A mulher foi buscar um copo d’água e agradou muito o rapaz que ficou satisfeito. Voltando para casa pensou em casar com ela.

No outro dia foi pedir água numa outra casa e saiu-lhe uma mulher ainda mais bonita e mais agradável. O rapaz ficou contente e achou que devia casar com ela.

No outro dia foi pedir de beber num rancho de palha onde foi servido por uma mocinha muito acanhada e bem parecida. O rapaz ainda gostou mais desta do que das outras. Para decicir procurou o padre vigário e pediu um conselho. O sacerdote disse:

— Vá procurar o Doutor Doido na Cidade Fulana. Ele não presta atenção a ninguém e vive passeando para lá e para cá, numa calçada. Diga o que quer e ouça o que ele disser.

O rapaz tomou sua carruagem e tocou-se para a Cidade Fulana. De tarde um criado do hotel levou-o para a tal rua onde ele viu o Doutor Doido andando para cima e para baixo, falando alto. O rapaz aproximou-se e contou o seu caso.

— Estou querendo casar e achei três mulheres que me agradam.
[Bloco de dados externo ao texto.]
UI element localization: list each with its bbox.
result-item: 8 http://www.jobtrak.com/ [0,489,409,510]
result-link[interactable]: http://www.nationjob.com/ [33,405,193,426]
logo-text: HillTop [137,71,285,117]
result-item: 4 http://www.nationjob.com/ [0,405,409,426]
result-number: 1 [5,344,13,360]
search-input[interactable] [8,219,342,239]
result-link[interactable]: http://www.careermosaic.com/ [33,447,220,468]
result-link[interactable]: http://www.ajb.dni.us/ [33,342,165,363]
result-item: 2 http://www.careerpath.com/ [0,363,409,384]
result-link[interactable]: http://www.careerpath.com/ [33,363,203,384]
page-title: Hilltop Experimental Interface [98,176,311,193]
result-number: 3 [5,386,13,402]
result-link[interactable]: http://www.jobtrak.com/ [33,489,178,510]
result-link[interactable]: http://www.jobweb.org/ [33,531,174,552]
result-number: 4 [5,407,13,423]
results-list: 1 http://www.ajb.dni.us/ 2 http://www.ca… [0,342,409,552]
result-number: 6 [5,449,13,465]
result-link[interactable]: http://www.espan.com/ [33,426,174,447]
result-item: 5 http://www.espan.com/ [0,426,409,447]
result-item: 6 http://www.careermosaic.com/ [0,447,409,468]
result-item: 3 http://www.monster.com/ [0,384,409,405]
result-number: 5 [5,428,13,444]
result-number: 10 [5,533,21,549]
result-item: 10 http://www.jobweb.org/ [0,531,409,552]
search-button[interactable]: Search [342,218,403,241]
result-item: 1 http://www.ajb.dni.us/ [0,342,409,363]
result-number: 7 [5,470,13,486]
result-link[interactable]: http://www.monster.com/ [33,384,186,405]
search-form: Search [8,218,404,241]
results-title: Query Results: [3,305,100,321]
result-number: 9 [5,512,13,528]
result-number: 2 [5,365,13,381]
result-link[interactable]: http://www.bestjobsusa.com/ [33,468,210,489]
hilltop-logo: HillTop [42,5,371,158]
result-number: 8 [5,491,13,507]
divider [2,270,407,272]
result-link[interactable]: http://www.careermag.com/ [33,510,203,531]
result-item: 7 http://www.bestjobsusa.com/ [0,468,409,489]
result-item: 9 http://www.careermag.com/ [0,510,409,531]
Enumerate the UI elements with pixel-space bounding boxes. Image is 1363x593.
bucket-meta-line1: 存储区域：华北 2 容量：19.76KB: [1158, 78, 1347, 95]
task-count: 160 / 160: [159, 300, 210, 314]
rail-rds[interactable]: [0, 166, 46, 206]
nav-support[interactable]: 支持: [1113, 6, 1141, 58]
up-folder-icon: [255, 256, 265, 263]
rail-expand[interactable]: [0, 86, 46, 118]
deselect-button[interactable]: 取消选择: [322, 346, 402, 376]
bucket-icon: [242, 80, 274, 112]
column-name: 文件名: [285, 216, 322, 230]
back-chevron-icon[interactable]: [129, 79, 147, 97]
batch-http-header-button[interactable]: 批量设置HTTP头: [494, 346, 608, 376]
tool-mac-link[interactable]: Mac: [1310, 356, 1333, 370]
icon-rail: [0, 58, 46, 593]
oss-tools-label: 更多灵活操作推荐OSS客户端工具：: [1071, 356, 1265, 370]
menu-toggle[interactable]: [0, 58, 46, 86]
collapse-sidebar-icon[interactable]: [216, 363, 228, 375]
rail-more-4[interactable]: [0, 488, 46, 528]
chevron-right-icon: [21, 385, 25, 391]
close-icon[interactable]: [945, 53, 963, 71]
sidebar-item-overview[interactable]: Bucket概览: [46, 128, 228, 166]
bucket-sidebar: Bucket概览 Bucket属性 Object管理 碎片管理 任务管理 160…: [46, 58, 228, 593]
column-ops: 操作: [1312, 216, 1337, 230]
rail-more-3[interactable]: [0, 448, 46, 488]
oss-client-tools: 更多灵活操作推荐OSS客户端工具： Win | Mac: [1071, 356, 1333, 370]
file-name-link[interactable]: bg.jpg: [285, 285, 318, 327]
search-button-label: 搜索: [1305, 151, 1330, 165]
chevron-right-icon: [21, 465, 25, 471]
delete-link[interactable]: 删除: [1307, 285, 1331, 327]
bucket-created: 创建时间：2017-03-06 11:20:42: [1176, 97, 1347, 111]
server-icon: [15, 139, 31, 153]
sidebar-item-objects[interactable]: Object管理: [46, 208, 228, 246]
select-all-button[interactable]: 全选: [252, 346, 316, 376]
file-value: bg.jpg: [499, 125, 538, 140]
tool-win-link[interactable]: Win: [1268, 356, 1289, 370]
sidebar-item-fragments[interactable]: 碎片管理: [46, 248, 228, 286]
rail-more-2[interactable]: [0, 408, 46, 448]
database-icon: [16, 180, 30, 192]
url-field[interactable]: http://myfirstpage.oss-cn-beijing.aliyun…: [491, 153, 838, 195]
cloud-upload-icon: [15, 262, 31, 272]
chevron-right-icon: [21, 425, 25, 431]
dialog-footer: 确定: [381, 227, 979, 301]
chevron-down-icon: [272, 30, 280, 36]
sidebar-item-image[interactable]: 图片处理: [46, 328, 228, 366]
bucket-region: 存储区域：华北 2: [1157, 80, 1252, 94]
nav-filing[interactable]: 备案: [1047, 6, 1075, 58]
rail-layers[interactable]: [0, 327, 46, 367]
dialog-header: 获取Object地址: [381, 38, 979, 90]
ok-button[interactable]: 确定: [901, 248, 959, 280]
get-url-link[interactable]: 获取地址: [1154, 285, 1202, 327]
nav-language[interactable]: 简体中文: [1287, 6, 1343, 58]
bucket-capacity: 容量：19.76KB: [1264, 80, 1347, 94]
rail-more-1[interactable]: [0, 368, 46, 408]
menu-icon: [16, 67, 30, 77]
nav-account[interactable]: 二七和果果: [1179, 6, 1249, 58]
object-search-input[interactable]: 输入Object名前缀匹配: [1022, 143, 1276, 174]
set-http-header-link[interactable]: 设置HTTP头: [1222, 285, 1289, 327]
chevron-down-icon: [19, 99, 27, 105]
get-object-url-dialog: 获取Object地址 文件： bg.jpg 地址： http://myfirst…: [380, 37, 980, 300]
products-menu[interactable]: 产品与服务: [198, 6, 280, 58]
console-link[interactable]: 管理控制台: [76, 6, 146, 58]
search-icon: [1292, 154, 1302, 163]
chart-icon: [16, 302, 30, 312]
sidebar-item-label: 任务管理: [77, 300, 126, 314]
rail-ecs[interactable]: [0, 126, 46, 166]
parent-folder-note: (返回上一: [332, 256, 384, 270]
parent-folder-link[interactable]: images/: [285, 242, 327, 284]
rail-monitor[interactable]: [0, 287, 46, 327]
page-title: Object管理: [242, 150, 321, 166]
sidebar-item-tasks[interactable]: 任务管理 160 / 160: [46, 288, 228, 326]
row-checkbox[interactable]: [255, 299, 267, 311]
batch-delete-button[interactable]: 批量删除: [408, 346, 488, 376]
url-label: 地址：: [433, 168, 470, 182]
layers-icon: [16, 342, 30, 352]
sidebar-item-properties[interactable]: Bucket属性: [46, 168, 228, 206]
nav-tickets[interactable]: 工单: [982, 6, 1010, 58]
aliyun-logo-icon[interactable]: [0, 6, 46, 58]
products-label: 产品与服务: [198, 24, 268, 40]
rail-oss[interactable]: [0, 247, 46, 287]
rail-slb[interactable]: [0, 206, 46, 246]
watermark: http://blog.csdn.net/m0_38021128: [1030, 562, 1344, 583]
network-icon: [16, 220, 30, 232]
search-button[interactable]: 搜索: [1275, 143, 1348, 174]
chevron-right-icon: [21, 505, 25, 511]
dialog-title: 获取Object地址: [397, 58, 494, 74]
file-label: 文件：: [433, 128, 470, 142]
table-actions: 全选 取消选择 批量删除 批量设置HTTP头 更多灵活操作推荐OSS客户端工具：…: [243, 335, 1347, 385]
Uma é mulher dama, outra uma viúva e a terceira uma moça donzela. Com quem devo dar a mão de esposo?

O Doutor veio cá e foi lá, e sem parar a marcha, respondeu:

— Quem sempre foi, sempre é. Besta velha não se acostuma em pasto novo! Quem nunca foi, vai-se fazer!

O rapaz tomou a carruagem, voltou e casou com a moça.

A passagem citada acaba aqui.